Afbeelding
(Foto: Geert van Diepen)

Klok

‘O,’ zegt de Alkmaarse klokkenmaker verbaasd, ‘je bent met de fiéts.’ Buiten voor zijn winkel zet ik mijn klok in een plastic kratje achter op de bagagedrager. ‘Moet … moet je ver?’ vraagt hij. Zijn stem klinkt bezorgd. ‘Nee hoor, Sint Pancras …’ antwoord ik en zet met snelbinders de boel vast. Twee maanden lang heeft de klokkenmaker zich over mijn klok ontfermd en nu is hij klaar. Een Franse comtoise, ooit gekocht in ’t Rommelparadijs. Een tijdlang liep de klok fantastisch, geen uur sloeg hij over. Stom, ik had natuurlijk op de bodem van het kratje iets zachts moeten leggen, ter bescherming van het delicate binnenwerk.

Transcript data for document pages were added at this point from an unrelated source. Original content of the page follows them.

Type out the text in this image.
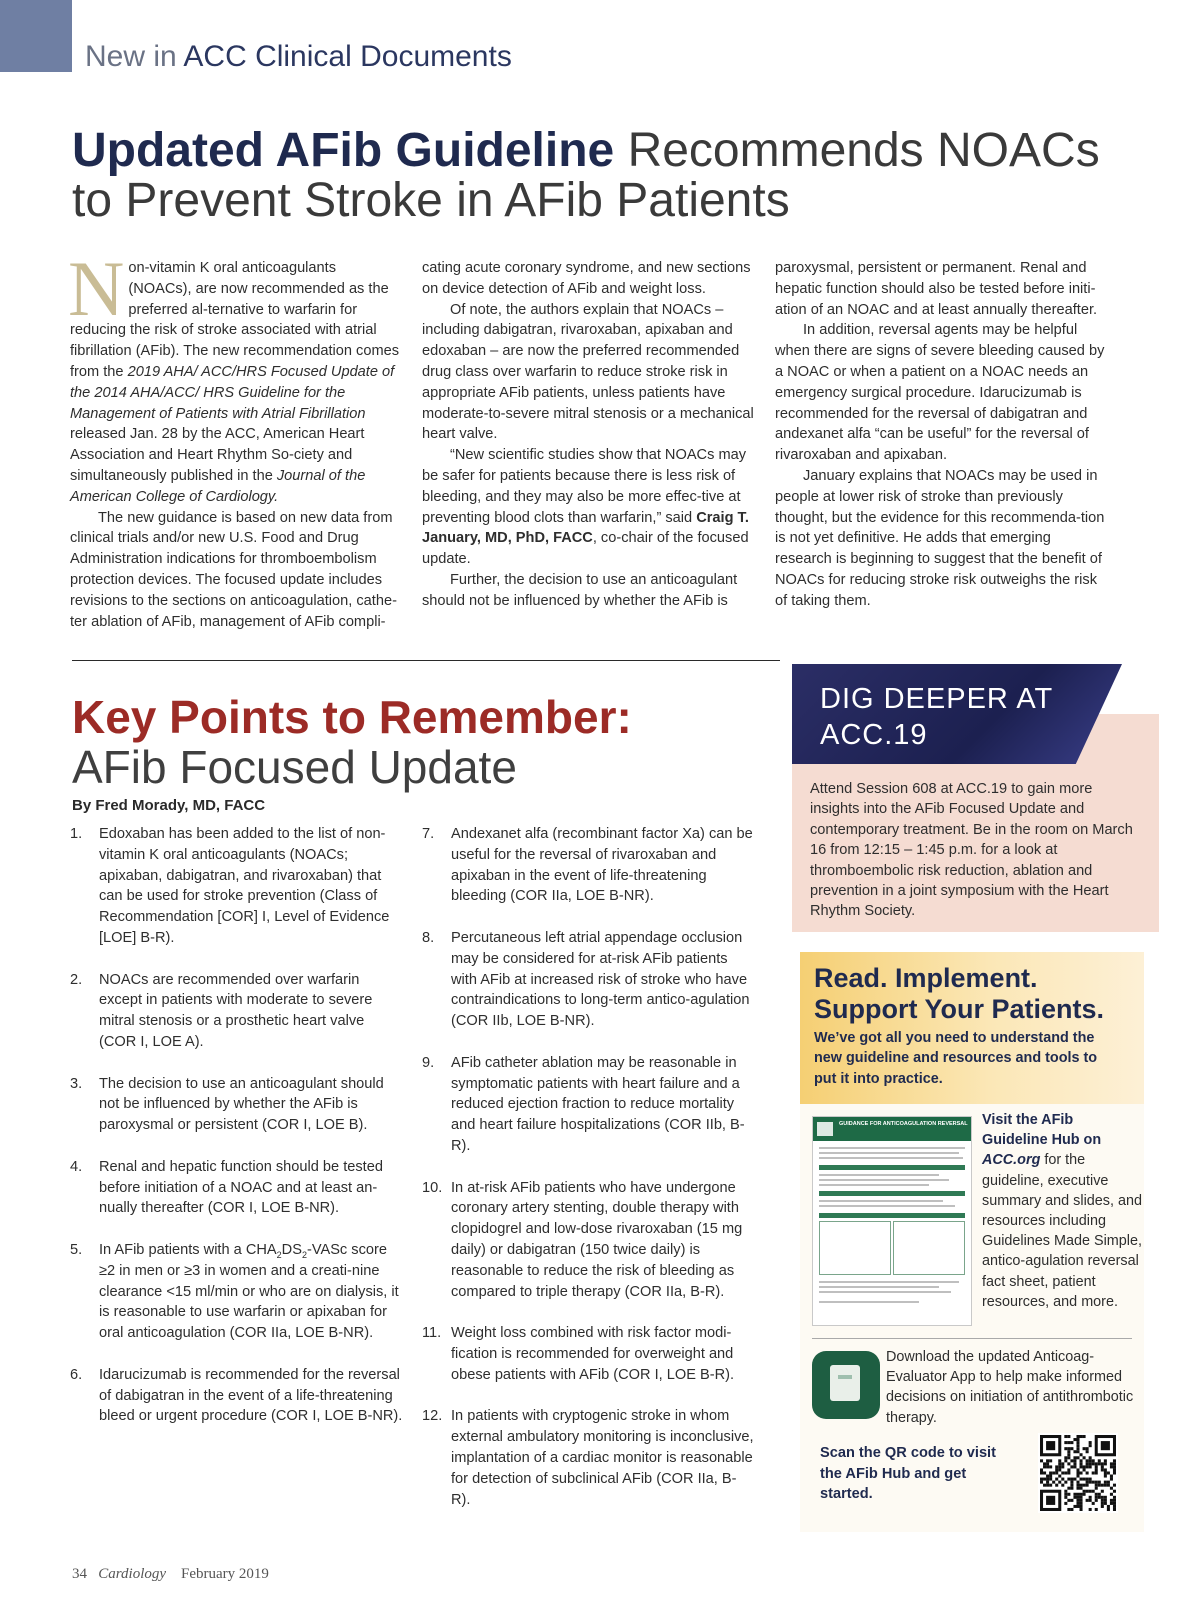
New in ACC Clinical Documents
Updated AFib Guideline Recommends NOACs
to Prevent Stroke in AFib Patients

Non-vitamin K oral anticoagulants (NOACs), are now recommended as the preferred al-ternative to warfarin for reducing the risk of stroke associated with atrial fibrillation (AFib). The new recommendation comes from the 2019 AHA/ ACC/HRS Focused Update of the 2014 AHA/ACC/ HRS Guideline for the Management of Patients with Atrial Fibrillation released Jan. 28 by the ACC, American Heart Association and Heart Rhythm So-ciety and simultaneously published in the Journal of the American College of Cardiology.

The new guidance is based on new data from clinical trials and/or new U.S. Food and Drug Administration indications for thromboembolism protection devices. The focused update includes revisions to the sections on anticoagulation, cathe-ter ablation of AFib, management of AFib compli-

cating acute coronary syndrome, and new sections on device detection of AFib and weight loss.

Of note, the authors explain that NOACs – including dabigatran, rivaroxaban, apixaban and edoxaban – are now the preferred recommended drug class over warfarin to reduce stroke risk in appropriate AFib patients, unless patients have moderate-to-severe mitral stenosis or a mechanical heart valve.

“New scientific studies show that NOACs may be safer for patients because there is less risk of bleeding, and they may also be more effec-tive at preventing blood clots than warfarin,” said Craig T. January, MD, PhD, FACC, co-chair of the focused update.

Further, the decision to use an anticoagulant should not be influenced by whether the AFib is

paroxysmal, persistent or permanent. Renal and hepatic function should also be tested before initi-ation of an NOAC and at least annually thereafter.

In addition, reversal agents may be helpful when there are signs of severe bleeding caused by a NOAC or when a patient on a NOAC needs an emergency surgical procedure. Idarucizumab is recommended for the reversal of dabigatran and andexanet alfa “can be useful” for the reversal of rivaroxaban and apixaban.

January explains that NOACs may be used in people at lower risk of stroke than previously thought, but the evidence for this recommenda-tion is not yet definitive. He adds that emerging research is beginning to suggest that the benefit of NOACs for reducing stroke risk outweighs the risk of taking them.

Key Points to Remember:
AFib Focused Update
By Fred Morady, MD, FACC
1. Edoxaban has been added to the list of non-vitamin K oral anticoagulants (NOACs; apixaban, dabigatran, and rivaroxaban) that can be used for stroke prevention (Class of Recommendation [COR] I, Level of Evidence [LOE] B-R).
2. NOACs are recommended over warfarin except in patients with moderate to severe mitral stenosis or a prosthetic heart valve (COR I, LOE A).
3. The decision to use an anticoagulant should not be influenced by whether the AFib is paroxysmal or persistent (COR I, LOE B).
4. Renal and hepatic function should be tested before initiation of a NOAC and at least an-nually thereafter (COR I, LOE B-NR).
5. In AFib patients with a $CHA_2DS_2$-VASc score ≥2 in men or ≥3 in women and a creati-nine clearance <15 ml/min or who are on dialysis, it is reasonable to use warfarin or apixaban for oral anticoagulation (COR IIa, LOE B-NR).
6. Idarucizumab is recommended for the reversal of dabigatran in the event of a life-threatening bleed or urgent procedure (COR I, LOE B-NR).
7. Andexanet alfa (recombinant factor Xa) can be useful for the reversal of rivaroxaban and apixaban in the event of life-threatening bleeding (COR IIa, LOE B-NR).
8. Percutaneous left atrial appendage occlusion may be considered for at-risk AFib patients with AFib at increased risk of stroke who have contraindications to long-term antico-agulation (COR IIb, LOE B-NR).
9. AFib catheter ablation may be reasonable in symptomatic patients with heart failure and a reduced ejection fraction to reduce mortality and heart failure hospitalizations (COR IIb, B-R).
10. In at-risk AFib patients who have undergone coronary artery stenting, double therapy with clopidogrel and low-dose rivaroxaban (15 mg daily) or dabigatran (150 twice daily) is reasonable to reduce the risk of bleeding as compared to triple therapy (COR IIa, B-R).
11. Weight loss combined with risk factor modi-fication is recommended for overweight and obese patients with AFib (COR I, LOE B-R).
12. In patients with cryptogenic stroke in whom external ambulatory monitoring is inconclusive, implantation of a cardiac monitor is reasonable for detection of subclinical AFib (COR IIa, B-R).
DIG DEEPER AT
ACC.19
Attend Session 608 at ACC.19 to gain more insights into the AFib Focused Update and contemporary treatment. Be in the room on March 16 from 12:15 – 1:45 p.m. for a look at thromboembolic risk reduction, ablation and prevention in a joint symposium with the Heart Rhythm Society.
Read. Implement.
Support Your Patients.
We’ve got all you need to understand the new guideline and resources and tools to put it into practice.
GUIDANCE FOR ANTICOAGULATION REVERSAL Visit the AFib Guideline Hub on ACC.org for the guideline, executive summary and slides, and resources including Guidelines Made Simple, antico-agulation reversal fact sheet, patient resources, and more.
Download the updated Anticoag-Evaluator App to help make informed decisions on initiation of antithrombotic therapy.
Scan the QR code to visit the AFib Hub and get started.
34 Cardiology February 2019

Een handdoek, een kussentje. ‘Ik betwijfel of dit wel goed gaat, hoor,’ waarschuwt de klokkenmaker aarzelend. ’Meestal haalt men de klok met de auto op.’ Met de auto? In die drukke binnenstad? Tsja, daar had ik even geen zin in. ‘Ik blijf zoveel mogelijk op het asfalt,’ sus ik. Maar op de terugweg is minder asfalt dan me lief is … af en toe hoor ik de klok in het kratje rammelen en kreunen. Opgewonden zet ik hem thuis op zijn plaats, hang de gewichten eraan en geef de klepel een zetje. Tik … tik … tik … ik glunder, maar niet lang. Na een paar minuten houdt de klok ermee op. Ik doe nieuwe pogingen. Noppes. Een uur later breng ik de patiënt schuldbewust terug naar de klokkendokter. Dit maal met de auto. Teder neemt hij de klok van me over. ‘Ik was er al bang voor,’ knikt hij.